The generalized second law of thermodynamics (GSL) is needed to present the second law of thermodynamics as valid. This is because the second law of thermodynamics, as a result of the disappearance of entropy near the exterior of black holes, is not useful. The GSL allows for the application of the law because it allows for the measurement of interior, common entropy. The validity of the GSL can be established by studying an example, such as looking at a system having entropy that falls into a bigger, non-moving black hole, and establishing upper and lower entropy bounds for the increase in the black hole entropy and entropy of the system, respectively. The GSL also holds for theories of gravity such as general relativity, Lovelock gravity, or braneworld gravity, because the conditions to use it for these theories can be met.

However, on the topic of black hole formation, the question becomes whether or not the generalized second law of thermodynamics will be valid, and if it is, it will have been proved valid for all situations. Because black hole formation is not a stationary event, proving that the GSL holds is difficult. Proving it is generally valid would require quantum-statistical mechanics, because the GSL is both a quantum and statistical law. This discipline does not exist so the GSL can be assumed to be useful in general, as well as for prediction. For example, one can use the GSL to predict that, for a cold, non-rotating assembly of $N$ nucleons, $S_\text{BH} - S > 0$, where $S_\text{BH}$ is the entropy of a black hole and $S$ is the sum of the ordinary entropy.

==== Third law ====
The third law of black hole thermodynamics is controversial. Specific counterexamples called extremal black holes fail to obey the rule. The classical third law of thermodynamics, or Nernst's theorem, which says the entropy of a system must go to zero as the temperature goes to absolute zero, is also not a universal law. However, systems that fail the classical third law have not been realized in practice, leading to the suggestion that the extremal black holes may not represent the physics of black holes generally.
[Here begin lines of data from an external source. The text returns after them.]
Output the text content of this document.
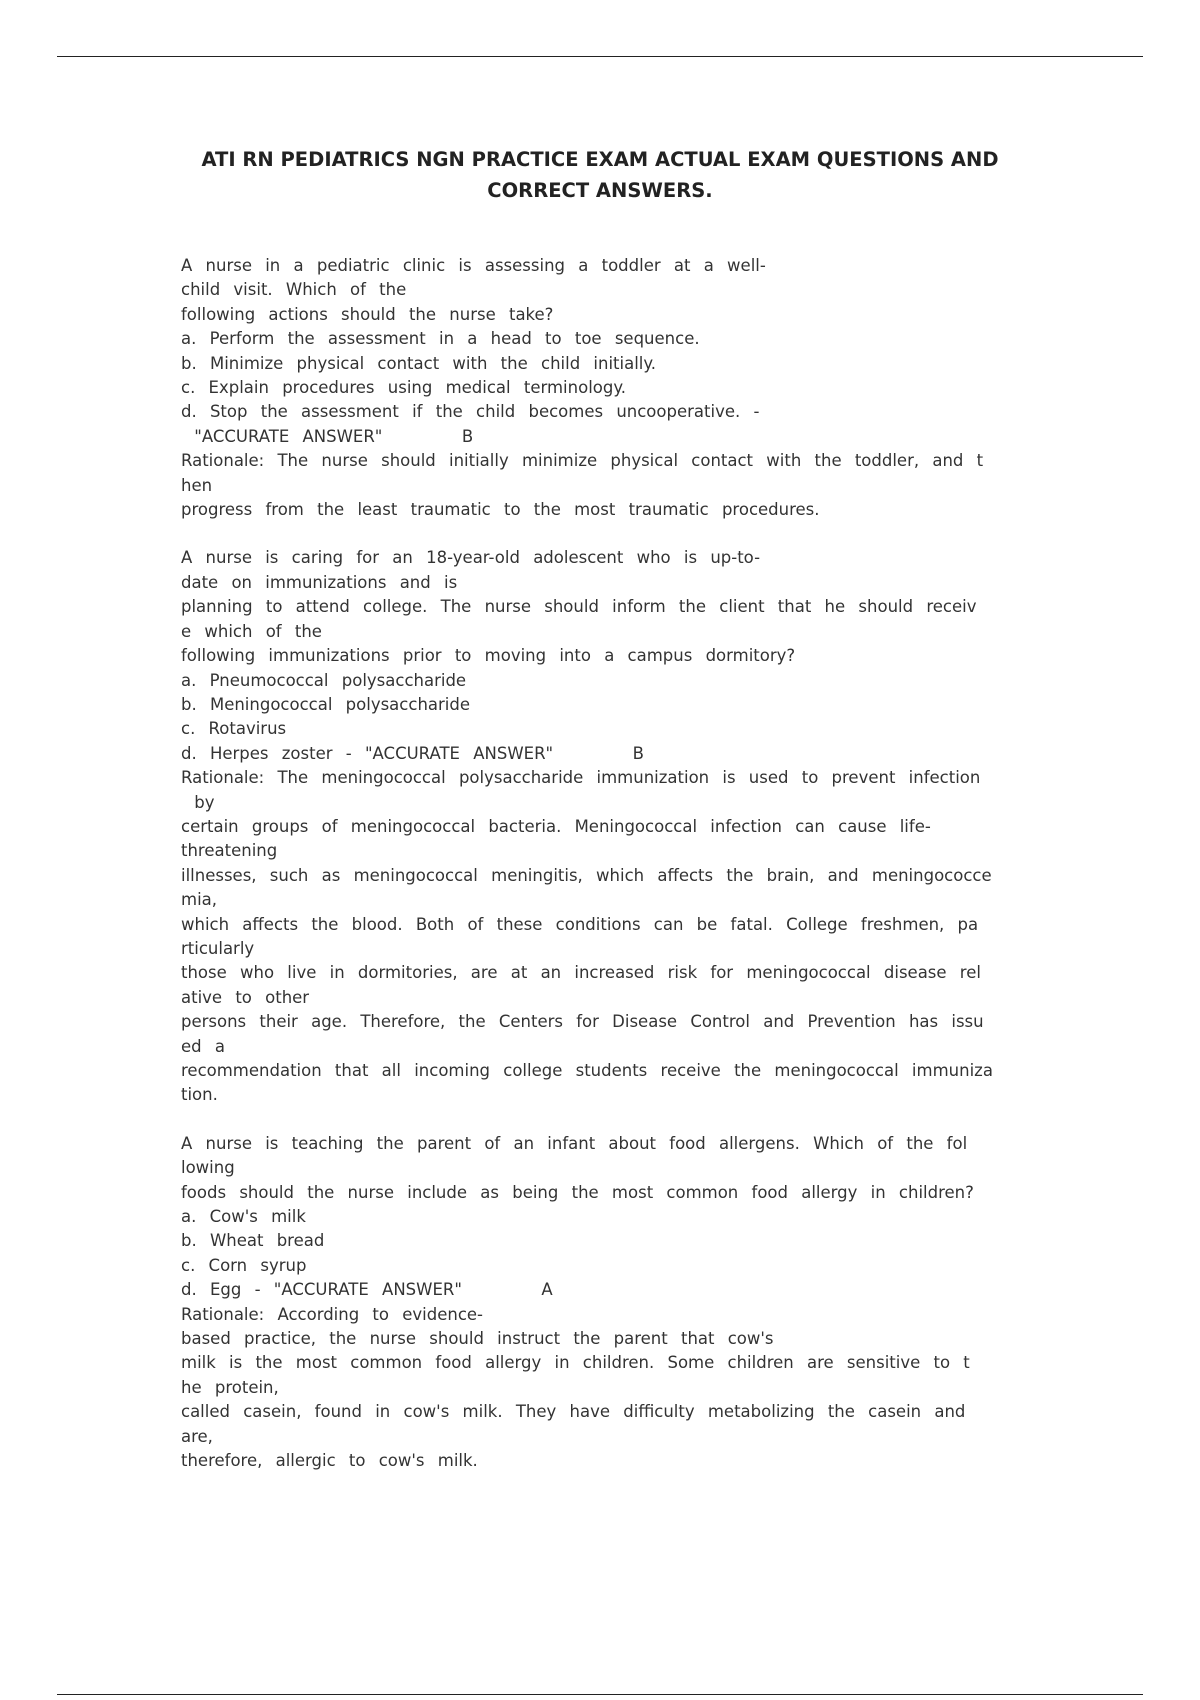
ATI RN PEDIATRICS NGN PRACTICE EXAM ACTUAL EXAM QUESTIONS AND
CORRECT ANSWERS.
A nurse in a pediatric clinic is assessing a toddler at a well-
child visit. Which of the
following actions should the nurse take?
a. Perform the assessment in a head to toe sequence.
b. Minimize physical contact with the child initially.
c. Explain procedures using medical terminology.
d. Stop the assessment if the child becomes uncooperative. -
"ACCURATE ANSWER"      B
Rationale: The nurse should initially minimize physical contact with the toddler, and t
hen
progress from the least traumatic to the most traumatic procedures.
A nurse is caring for an 18-year-old adolescent who is up-to-
date on immunizations and is
planning to attend college. The nurse should inform the client that he should receiv
e which of the
following immunizations prior to moving into a campus dormitory?
a. Pneumococcal polysaccharide
b. Meningococcal polysaccharide
c. Rotavirus
d. Herpes zoster - "ACCURATE ANSWER"      B
Rationale: The meningococcal polysaccharide immunization is used to prevent infection
by
certain groups of meningococcal bacteria. Meningococcal infection can cause life-
threatening
illnesses, such as meningococcal meningitis, which affects the brain, and meningococce
mia,
which affects the blood. Both of these conditions can be fatal. College freshmen, pa
rticularly
those who live in dormitories, are at an increased risk for meningococcal disease rel
ative to other
persons their age. Therefore, the Centers for Disease Control and Prevention has issu
ed a
recommendation that all incoming college students receive the meningococcal immuniza
tion.
A nurse is teaching the parent of an infant about food allergens. Which of the fol
lowing
foods should the nurse include as being the most common food allergy in children?
a. Cow's milk
b. Wheat bread
c. Corn syrup
d. Egg - "ACCURATE ANSWER"      A
Rationale: According to evidence-
based practice, the nurse should instruct the parent that cow's
milk is the most common food allergy in children. Some children are sensitive to t
he protein,
called casein, found in cow's milk. They have difficulty metabolizing the casein and
are,
therefore, allergic to cow's milk.
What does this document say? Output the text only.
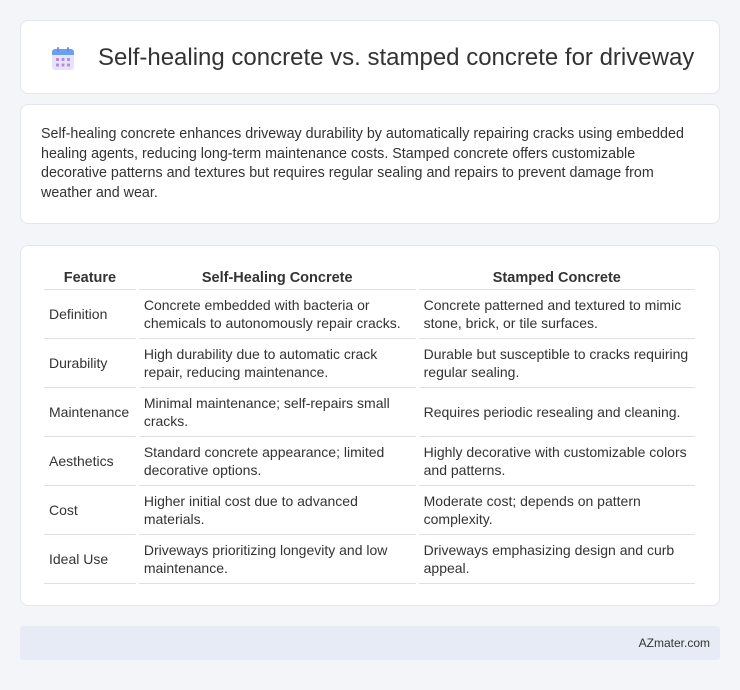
Self-healing concrete vs. stamped concrete for driveway

Self-healing concrete enhances driveway durability by automatically repairing cracks using embedded healing agents, reducing long-term maintenance costs. Stamped concrete offers customizable decorative patterns and textures but requires regular sealing and repairs to prevent damage from weather and wear.

Feature	Self-Healing Concrete	Stamped Concrete
Definition	Concrete embedded with bacteria or chemicals to autonomously repair cracks.	Concrete patterned and textured to mimic stone, brick, or tile surfaces.
Durability	High durability due to automatic crack repair, reducing maintenance.	Durable but susceptible to cracks requiring regular sealing.
Maintenance	Minimal maintenance; self-repairs small cracks.	Requires periodic resealing and cleaning.
Aesthetics	Standard concrete appearance; limited decorative options.	Highly decorative with customizable colors and patterns.
Cost	Higher initial cost due to advanced materials.	Moderate cost; depends on pattern complexity.
Ideal Use	Driveways prioritizing longevity and low maintenance.	Driveways emphasizing design and curb appeal.
AZmater.com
A weaker form of the classical third law known as the unattainability principle states that an infinite number of steps are required to put a system into its ground state. This form of the third law does have an analog in black hole physics.
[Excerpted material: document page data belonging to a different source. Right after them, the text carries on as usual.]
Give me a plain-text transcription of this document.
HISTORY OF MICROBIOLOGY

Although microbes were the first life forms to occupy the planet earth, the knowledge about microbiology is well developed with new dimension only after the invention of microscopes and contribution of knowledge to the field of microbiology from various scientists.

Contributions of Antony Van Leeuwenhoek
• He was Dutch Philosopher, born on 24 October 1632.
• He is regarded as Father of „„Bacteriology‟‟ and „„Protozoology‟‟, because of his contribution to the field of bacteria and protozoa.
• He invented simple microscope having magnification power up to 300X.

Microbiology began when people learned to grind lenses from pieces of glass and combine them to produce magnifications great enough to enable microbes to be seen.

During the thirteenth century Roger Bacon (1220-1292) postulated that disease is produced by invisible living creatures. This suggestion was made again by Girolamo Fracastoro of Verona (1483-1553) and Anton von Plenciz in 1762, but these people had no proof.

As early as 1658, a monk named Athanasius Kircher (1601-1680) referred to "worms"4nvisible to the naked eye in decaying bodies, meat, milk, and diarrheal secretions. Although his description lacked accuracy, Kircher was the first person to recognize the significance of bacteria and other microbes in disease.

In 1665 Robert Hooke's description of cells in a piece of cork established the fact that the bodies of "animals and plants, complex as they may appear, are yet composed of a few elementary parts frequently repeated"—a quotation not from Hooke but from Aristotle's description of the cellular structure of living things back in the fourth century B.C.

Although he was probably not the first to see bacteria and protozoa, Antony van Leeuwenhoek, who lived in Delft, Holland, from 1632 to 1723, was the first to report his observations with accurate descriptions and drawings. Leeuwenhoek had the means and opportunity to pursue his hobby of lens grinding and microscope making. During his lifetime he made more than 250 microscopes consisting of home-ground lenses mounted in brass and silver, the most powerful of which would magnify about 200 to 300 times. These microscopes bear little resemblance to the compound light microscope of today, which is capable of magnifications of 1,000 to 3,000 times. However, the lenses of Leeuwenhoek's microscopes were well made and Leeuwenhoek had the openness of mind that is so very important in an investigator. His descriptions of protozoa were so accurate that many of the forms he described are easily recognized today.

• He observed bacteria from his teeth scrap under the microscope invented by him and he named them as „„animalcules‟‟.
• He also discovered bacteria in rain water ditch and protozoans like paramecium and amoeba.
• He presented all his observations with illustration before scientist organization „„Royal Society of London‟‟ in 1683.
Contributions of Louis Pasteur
=== Interpretation of the laws ===
The four laws of black hole mechanics suggest that one should identify the surface gravity of a black hole with temperature and the area of the event horizon with entropy, at least up to some multiplicative constants. If black holes are only considered classically, then they have zero temperature, and by the no-hair theorem, zero entropy, and the laws of black hole mechanics remain an analogy. However, when quantum-mechanical effects are taken into account, it is found that black holes emit thermal radiation (Hawking radiation) at the Hawking temperature

$$T_\text{H} = \frac{\kappa}{2\pi}.$$

From the first law of black hole mechanics, this determines the multiplicative constant of the Bekenstein–Hawking entropy, which is (in geometrized units)
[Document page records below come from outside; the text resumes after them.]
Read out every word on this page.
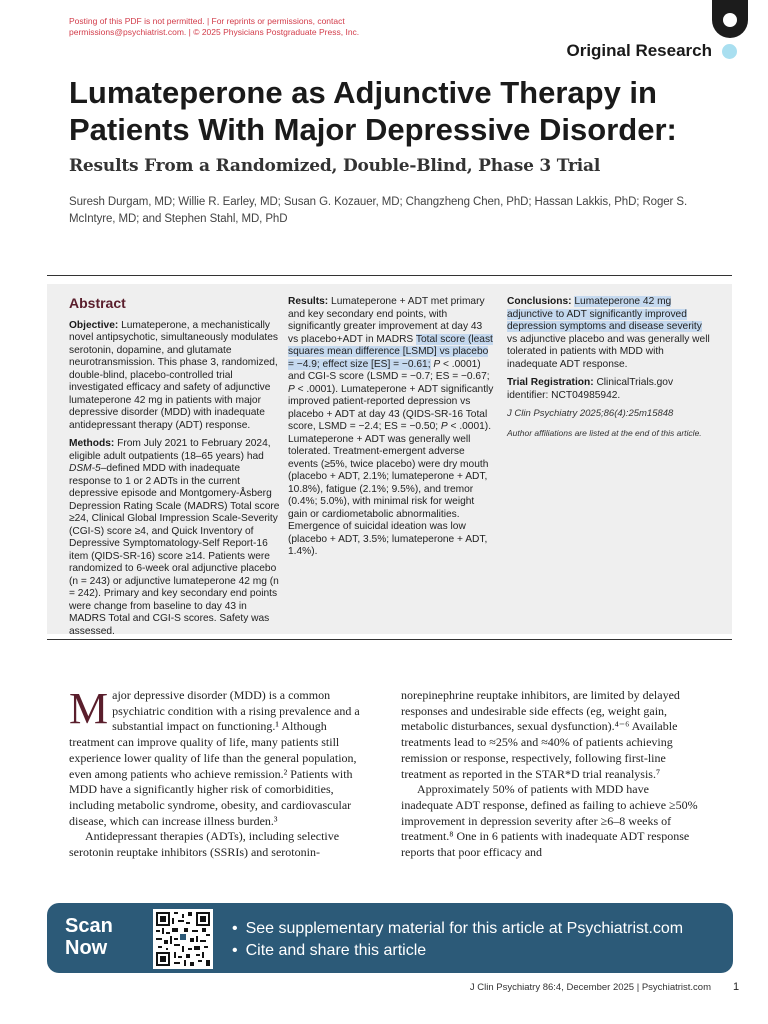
Posting of this PDF is not permitted. | For reprints or permissions, contact
permissions@psychiatrist.com. | © 2025 Physicians Postgraduate Press, Inc.
Original Research
Lumateperone as Adjunctive Therapy in Patients With Major Depressive Disorder:
Results From a Randomized, Double-Blind, Phase 3 Trial
Suresh Durgam, MD; Willie R. Earley, MD; Susan G. Kozauer, MD; Changzheng Chen, PhD; Hassan Lakkis, PhD; Roger S. McIntyre, MD; and Stephen Stahl, MD, PhD
Abstract

Objective: Lumateperone, a mechanistically novel antipsychotic, simultaneously modulates serotonin, dopamine, and glutamate neurotransmission. This phase 3, randomized, double-blind, placebo-controlled trial investigated efficacy and safety of adjunctive lumateperone 42 mg in patients with major depressive disorder (MDD) with inadequate antidepressant therapy (ADT) response.

Methods: From July 2021 to February 2024, eligible adult outpatients (18–65 years) had DSM-5–defined MDD with inadequate response to 1 or 2 ADTs in the current depressive episode and Montgomery-Åsberg Depression Rating Scale (MADRS) Total score ≥24, Clinical Global Impression Scale-Severity (CGI-S) score ≥4, and Quick Inventory of Depressive Symptomatology-Self Report-16 item (QIDS-SR-16) score ≥14. Patients were randomized to 6-week oral adjunctive placebo (n = 243) or adjunctive lumateperone 42 mg (n = 242). Primary and key secondary end points were change from baseline to day 43 in MADRS Total and CGI-S scores. Safety was assessed.

Results: Lumateperone + ADT met primary and key secondary end points, with significantly greater improvement at day 43 vs placebo+ADT in MADRS Total score (least squares mean difference [LSMD] vs placebo = −4.9; effect size [ES] = −0.61; P < .0001) and CGI-S score (LSMD = −0.7; ES = −0.67; P < .0001). Lumateperone + ADT significantly improved patient-reported depression vs placebo + ADT at day 43 (QIDS-SR-16 Total score, LSMD = −2.4; ES = −0.50; P < .0001). Lumateperone + ADT was generally well tolerated. Treatment-emergent adverse events (≥5%, twice placebo) were dry mouth (placebo + ADT, 2.1%; lumateperone + ADT, 10.8%), fatigue (2.1%; 9.5%), and tremor (0.4%; 5.0%), with minimal risk for weight gain or cardiometabolic abnormalities. Emergence of suicidal ideation was low (placebo + ADT, 3.5%; lumateperone + ADT, 1.4%).

Conclusions: Lumateperone 42 mg adjunctive to ADT significantly improved depression symptoms and disease severity vs adjunctive placebo and was generally well tolerated in patients with MDD with inadequate ADT response.

Trial Registration: ClinicalTrials.gov identifier: NCT04985942.

J Clin Psychiatry 2025;86(4):25m15848

Author affiliations are listed at the end of this article.

Major depressive disorder (MDD) is a common psychiatric condition with a rising prevalence and a substantial impact on functioning.¹ Although treatment can improve quality of life, many patients still experience lower quality of life than the general population, even among patients who achieve remission.² Patients with MDD have a significantly higher risk of comorbidities, including metabolic syndrome, obesity, and cardiovascular disease, which can increase illness burden.³

Antidepressant therapies (ADTs), including selective serotonin reuptake inhibitors (SSRIs) and serotonin-

norepinephrine reuptake inhibitors, are limited by delayed responses and undesirable side effects (eg, weight gain, metabolic disturbances, sexual dysfunction).⁴⁻⁶ Available treatments lead to ≈25% and ≈40% of patients achieving remission or response, respectively, following first-line treatment as reported in the STAR*D trial reanalysis.⁷

Approximately 50% of patients with MDD have inadequate ADT response, defined as failing to achieve ≥50% improvement in depression severity after ≥6–8 weeks of treatment.⁸ One in 6 patients with inadequate ADT response reports that poor efficacy and

Scan
Now
• See supplementary material for this article at Psychiatrist.com
• Cite and share this article
J Clin Psychiatry 86:4, December 2025 | Psychiatrist.com 1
$$S_\text{BH} = \frac{A}{4}.$$

which is the entropy of the black hole in Einstein's general relativity. Quantum field theory in curved spacetime can be utilized to calculate the entropy for a black hole in any covariant theory for gravity, known as the Wald entropy.

== Critique ==
While black hole thermodynamics (BHT) has been regarded as one of the deepest clues to a quantum theory of gravity, there remains criticism that "the analogy is not nearly as good as is commonly supposed", that it "is often based on a kind of caricature of thermodynamics" and "it's unclear what the systems in BHT are supposed to be".

Others have come to the opposite conclusion believing, "stationary black holes are not analogous to thermodynamic systems: they are thermodynamic systems, in the fullest sense."